I heard rain, and one cat, plaintive - in heat? hungry? A few subdued crows.
We haven't had a gardener for several months, and weeds have elbowed out the grass between the walkway stones. They have become beautiful in their variety and, in the saturated air, intensely green.




My thoughts have been so inward lately, it was a delight to look and listen without the pane of glass in between; to move outward into a simple space: a ragged green garden. I sat in a cane chair drinking coffee, and wrote a little, by hand, with a pen, on paper.



I brought out my camera and took pictures of the weeds. I wanted to lie on my stomach and shoot them from ground level, so that they would look like thick jungle; but the ground was sodden, and I was afraid for my camera. I decided to wait until the rain stopped and try again. But an hour later I saw that the new gardener, who began work today, had decided for all on his own that the very first thing he should do was to clear away all the weeds: he scraped them down to bare dirt.

This is their memorial, until they spring forth again.

6 comments:

Anonymous said...

Very beautiful.
Among your very best, so far.

Samir said...

This takes me, in spirit at least, a little into the monsoons mists, a welcome change from the 40-something centigrade heat outside my window.

Since this is India and life seems to spare no effort in springing up wherever and whenever given a quarter, we can be sure your weeds will be back again.

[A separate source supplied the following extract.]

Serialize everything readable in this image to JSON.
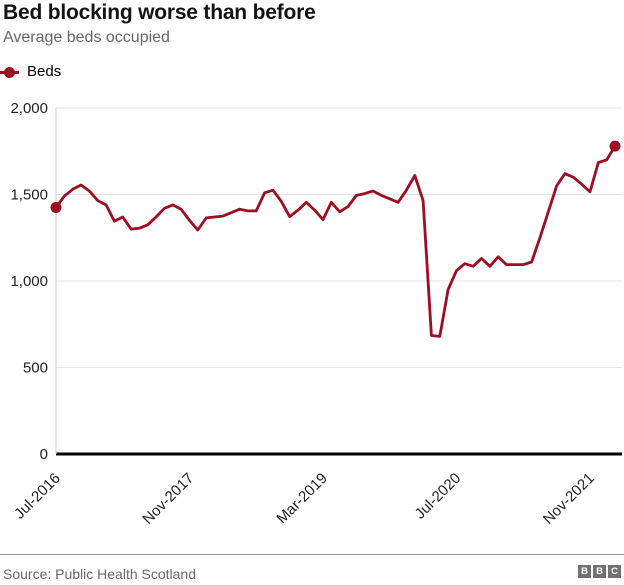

Thank you for the exquisite mental images.

shubhra gupta said...

you are looking and listening too, without a pane of glass in between. how lovely

LaVieQ said...

It seems you've been overtaken by the romance of the monsoons that seem to inspire Indian poets to verse. But, unlike their florid poems, this piece on stubborn growth plucked too soon is easy on the heart - fresh, elegant, and moving. The weed's end at the gardner's hand certainly put me in a rueful mood.

The pictures remind me of moss covered stone gardens in Japan, although those tend to be fairly well tended. The contrast between the slabs and the green is lovely.

Nancy said...

LaVieQ! So nice to hear from you always - mysterious and elegant. Thank you.

Miriam Sagan said...

NANCY--I'd LOVE something from you--words, images, etc. for my blog Miriam's well. Any chance of it?